İstanbul’a kızı görmeye gelen delikanlı Armatörün torununu görmek için sahillerde mahallede gezinip durur. Haber gönderir görüşmek istiyorum diye kız görüşmek istememektedir. Sarı saçlı kızın birçok talibi vardır. Kızın babasına sürekli talibiz haberi gelir. Babası kesinlikle hayır der. Kızını bu haliyle de kabul etmiştir. Yeter ki gitmesin kızım der. Babası ailesi kardeşler kızın gelişinden mutludurlar lakin annesi yine kızını evlendirme derdindedir. Kadın kızlarının kötü yola düşmesinden korkar annesinin yaşadıklarına ve kendisine yaşatılanlara şahit olduktan sonra bu korkular yersiz değildir. Bir gün İstanbul da aynı apartmanda oturan abla delikanlıyla kızı buluşturur. Delikanlı sarı saçlı kızı görünce şaşırır. Kız mis gibi buram buram parfüm kokmaktadır. Delikanlı kıza 'memlekette niye bana böyle parfümlerle gelmiyordun' der. Armatörün torunu 'sen bana ne zaman parfüm aldın da ben sürmedim inek sağmaktan ahır süpürmekten tezek kokuyordum üstelik annen senle birlikte olmayalım diye banyo yapmama izin vermiyordu' der. Delikanlı başını yere eğer söylediğine pişman olmuştur.

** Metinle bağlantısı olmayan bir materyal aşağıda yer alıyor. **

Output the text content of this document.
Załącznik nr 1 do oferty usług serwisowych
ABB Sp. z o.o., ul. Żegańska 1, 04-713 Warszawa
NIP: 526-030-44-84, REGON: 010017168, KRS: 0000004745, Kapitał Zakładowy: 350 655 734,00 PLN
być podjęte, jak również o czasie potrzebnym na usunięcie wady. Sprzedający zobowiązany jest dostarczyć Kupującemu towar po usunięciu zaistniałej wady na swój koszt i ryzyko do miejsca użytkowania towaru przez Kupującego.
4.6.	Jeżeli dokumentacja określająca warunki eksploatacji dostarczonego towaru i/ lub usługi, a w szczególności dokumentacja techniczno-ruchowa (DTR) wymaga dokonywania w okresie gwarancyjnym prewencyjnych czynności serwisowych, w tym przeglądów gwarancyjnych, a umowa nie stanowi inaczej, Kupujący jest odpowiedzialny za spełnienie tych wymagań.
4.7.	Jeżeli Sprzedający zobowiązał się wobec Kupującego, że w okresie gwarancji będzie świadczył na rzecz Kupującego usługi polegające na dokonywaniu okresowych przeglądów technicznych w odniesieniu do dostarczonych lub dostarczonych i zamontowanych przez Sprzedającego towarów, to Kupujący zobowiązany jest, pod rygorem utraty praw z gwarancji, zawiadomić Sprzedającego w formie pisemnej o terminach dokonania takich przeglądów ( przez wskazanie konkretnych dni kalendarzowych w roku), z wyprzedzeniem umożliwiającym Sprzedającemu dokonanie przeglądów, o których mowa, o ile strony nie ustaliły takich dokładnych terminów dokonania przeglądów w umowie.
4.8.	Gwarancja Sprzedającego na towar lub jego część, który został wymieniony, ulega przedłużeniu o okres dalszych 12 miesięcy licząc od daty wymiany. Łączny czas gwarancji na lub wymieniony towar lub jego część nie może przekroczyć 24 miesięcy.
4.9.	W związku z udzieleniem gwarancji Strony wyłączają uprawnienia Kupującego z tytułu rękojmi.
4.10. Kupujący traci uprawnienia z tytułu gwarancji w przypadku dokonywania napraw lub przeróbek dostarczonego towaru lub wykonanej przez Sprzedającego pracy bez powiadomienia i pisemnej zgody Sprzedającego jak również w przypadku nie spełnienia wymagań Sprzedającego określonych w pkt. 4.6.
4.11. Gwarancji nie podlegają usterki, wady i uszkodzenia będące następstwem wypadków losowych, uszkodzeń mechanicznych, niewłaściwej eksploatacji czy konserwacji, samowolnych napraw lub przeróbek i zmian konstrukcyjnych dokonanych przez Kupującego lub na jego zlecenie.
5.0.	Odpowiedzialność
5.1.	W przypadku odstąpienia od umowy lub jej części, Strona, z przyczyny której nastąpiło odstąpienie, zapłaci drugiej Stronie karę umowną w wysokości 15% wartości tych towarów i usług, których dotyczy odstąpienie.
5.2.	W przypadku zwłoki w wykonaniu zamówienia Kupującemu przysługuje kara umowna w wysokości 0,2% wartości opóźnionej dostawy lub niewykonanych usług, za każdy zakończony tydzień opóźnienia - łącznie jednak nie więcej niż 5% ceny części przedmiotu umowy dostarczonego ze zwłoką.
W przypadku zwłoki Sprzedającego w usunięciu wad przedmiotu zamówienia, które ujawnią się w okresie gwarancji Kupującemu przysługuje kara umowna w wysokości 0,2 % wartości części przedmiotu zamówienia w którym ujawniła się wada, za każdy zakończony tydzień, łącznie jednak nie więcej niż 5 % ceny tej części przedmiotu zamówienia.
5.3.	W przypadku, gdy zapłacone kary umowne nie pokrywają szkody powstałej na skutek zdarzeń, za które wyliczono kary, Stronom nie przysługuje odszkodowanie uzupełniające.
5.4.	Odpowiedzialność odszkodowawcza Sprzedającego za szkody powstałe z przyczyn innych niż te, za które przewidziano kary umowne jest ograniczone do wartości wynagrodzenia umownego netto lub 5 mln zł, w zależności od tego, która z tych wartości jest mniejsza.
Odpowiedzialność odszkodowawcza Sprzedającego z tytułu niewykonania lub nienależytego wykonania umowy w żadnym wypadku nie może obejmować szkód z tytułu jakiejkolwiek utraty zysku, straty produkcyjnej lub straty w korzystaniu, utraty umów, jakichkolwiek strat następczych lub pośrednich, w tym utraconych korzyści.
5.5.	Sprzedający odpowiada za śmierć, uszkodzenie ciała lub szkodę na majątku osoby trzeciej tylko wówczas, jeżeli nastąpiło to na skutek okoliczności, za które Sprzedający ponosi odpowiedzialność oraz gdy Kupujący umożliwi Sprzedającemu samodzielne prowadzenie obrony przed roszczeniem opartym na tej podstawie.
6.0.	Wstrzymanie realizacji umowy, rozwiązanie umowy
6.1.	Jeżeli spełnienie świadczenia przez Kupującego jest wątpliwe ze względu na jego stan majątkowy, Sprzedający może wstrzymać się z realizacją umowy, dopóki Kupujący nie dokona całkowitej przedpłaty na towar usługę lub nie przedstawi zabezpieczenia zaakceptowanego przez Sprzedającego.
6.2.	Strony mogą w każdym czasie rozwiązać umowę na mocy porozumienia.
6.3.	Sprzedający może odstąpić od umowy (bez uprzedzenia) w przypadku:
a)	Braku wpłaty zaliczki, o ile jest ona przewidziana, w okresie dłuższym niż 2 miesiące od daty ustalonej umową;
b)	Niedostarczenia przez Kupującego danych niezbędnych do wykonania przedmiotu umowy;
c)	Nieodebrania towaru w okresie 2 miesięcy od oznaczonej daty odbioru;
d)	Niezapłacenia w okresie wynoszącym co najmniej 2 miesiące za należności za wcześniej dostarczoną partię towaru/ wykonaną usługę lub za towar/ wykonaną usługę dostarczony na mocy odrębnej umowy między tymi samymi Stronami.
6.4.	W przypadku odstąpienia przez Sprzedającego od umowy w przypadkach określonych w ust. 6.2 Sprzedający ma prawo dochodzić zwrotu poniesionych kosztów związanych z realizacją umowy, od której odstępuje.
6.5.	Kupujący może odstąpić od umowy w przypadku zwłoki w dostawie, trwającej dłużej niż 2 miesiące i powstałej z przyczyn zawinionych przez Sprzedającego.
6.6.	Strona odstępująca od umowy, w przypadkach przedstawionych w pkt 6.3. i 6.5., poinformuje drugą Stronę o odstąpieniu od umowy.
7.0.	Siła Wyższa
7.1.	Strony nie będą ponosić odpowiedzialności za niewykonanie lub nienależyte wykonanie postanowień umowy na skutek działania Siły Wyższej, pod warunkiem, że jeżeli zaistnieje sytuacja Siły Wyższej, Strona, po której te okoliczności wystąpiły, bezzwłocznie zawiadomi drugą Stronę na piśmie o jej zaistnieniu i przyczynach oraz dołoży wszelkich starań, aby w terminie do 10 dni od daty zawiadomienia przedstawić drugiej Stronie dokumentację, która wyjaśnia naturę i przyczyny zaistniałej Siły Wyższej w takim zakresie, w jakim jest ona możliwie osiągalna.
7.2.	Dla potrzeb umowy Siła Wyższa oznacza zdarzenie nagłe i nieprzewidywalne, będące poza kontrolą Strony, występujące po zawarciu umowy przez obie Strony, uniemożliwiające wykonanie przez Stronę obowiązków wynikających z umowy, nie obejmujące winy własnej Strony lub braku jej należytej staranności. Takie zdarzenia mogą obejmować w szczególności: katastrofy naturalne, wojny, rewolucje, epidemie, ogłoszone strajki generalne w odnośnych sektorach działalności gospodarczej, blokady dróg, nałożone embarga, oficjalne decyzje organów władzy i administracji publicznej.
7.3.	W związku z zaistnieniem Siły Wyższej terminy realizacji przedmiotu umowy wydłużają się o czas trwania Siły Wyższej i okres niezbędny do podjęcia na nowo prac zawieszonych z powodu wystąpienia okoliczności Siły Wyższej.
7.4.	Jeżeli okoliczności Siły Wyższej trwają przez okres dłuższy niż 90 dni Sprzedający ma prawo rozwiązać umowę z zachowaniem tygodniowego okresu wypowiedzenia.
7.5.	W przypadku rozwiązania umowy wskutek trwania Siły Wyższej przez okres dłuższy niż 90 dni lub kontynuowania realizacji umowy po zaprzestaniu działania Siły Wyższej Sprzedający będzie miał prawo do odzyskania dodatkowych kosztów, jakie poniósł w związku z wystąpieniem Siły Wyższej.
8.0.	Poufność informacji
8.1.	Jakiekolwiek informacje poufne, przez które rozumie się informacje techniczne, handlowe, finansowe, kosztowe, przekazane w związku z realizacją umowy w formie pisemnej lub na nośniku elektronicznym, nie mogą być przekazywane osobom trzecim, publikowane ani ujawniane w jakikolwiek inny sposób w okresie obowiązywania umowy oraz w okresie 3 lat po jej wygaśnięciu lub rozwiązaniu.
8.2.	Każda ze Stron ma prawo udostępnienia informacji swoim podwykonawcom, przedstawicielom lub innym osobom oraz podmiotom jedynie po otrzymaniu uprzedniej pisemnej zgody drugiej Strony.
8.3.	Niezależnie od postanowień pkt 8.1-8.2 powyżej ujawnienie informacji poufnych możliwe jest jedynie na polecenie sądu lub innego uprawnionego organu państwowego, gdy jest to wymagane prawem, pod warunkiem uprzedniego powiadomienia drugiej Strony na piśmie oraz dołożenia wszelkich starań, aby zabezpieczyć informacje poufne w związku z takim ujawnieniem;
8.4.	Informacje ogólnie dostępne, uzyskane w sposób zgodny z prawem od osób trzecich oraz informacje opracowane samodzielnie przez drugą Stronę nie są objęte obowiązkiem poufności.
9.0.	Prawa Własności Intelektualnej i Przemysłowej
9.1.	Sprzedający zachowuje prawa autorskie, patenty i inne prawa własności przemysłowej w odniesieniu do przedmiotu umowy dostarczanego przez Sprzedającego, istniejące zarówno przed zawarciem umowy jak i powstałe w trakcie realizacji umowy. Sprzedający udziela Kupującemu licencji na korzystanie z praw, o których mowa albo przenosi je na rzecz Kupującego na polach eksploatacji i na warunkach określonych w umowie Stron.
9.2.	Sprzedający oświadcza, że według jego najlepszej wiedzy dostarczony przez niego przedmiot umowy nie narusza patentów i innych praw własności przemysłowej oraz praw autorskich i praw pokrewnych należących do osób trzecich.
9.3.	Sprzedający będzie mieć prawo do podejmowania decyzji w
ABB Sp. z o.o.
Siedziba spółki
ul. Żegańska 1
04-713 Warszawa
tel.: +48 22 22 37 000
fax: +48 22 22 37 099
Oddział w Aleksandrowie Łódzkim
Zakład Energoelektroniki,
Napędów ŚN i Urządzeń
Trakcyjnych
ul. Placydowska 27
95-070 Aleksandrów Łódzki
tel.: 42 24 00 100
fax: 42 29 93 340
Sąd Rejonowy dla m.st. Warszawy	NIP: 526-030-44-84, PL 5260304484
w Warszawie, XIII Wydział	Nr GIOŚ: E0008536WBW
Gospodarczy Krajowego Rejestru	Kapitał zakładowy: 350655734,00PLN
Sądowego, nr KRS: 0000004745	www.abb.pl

Delikanlı Armatörün torununa barışmak istediğini tekrar kendisiyle memlekete gelmesini istediğini söyler. Bu arada kızı teknik ressam genç bir çocuk istemektedir. Kız bu kez evlilik başından geçtiği için ikinci bir kişiyi tanımak istemez. Sarı saçlı kızı isteyen teknik ressam kızın annesiyle konuşur 'kızını hiç evlenmemiş gibi alacağım gelinlik giydirip düğün yapacağım yeter ki evet deyin' der yalvarır. Sarı saçlı kızın annesi ressam kızını vermek ister çocuğu beğenir. Lakin sarı saçlı kız istemez. Sarı saçlı kız delikanlıyla iyice konuşur bazı sözler alır ailesiyle de konuştuktan sonra delikanlının memleketine geri dönerler. Sarı saçlı kızın çocuğu olmamaktadır. Memleket çocuk sorar durur. Herkese cevap vermekten bıkmışlardır. Kaynana 'daha küçük yaşı o kadar büyük değil olur inşallah' der. Çocuk olmaması şeref meselesidir. Bir yıl daha beklerler yine sarı saçlı kız hamile kalmayınca İstanbul’a doktora gönderirler. Gerekli tahliller yapılır ve Dr. bir ilaç verir sarı saçlı kız ilk ayda hamile kalır. Delikanlı çok sevinir sarı saçlı kıza mor bir buluz almıştır. Sarı saçlı kız banyoda çamaşır yıkarken test sonucunu getiren delikanlının hamilesin haberine çok sevinir. Bu arada İstanbul da görümcesinde kalan kız kış aylarında annesinin ve kardeşlerinin soğukta oturmalarına odun kömür alamayışlarına çok üzülür görümcesinden gizli evdeki kavurmadan annesine kardeşlerine yemek yapması için götürür kolundaki bileziğini çıkarıp annesine verir eve bir şeyler al der. Ben gidince memlekete size bir şeyler göndereceğim der. Memlekete dönen sarı saçlı kız memleketten annesine gizli arkadaşları aracılığıyla yün yorgan yastık erzak birçok şey gönderir. Kaynana durumu öğrenince kıyametler koparır. Kayınpeder gayet anlayışlı 'kızım bana söylesene sen' der. Ben onlara biraz ceviz kayısı tuzlu balık bulgur mercimek peynir ne varsa hazırlar gönderirim biz dünür değil miyiz der. Sarı saçlı kız çok sevinir Kayınpeder inin boynuna sarılır teşekkür eder.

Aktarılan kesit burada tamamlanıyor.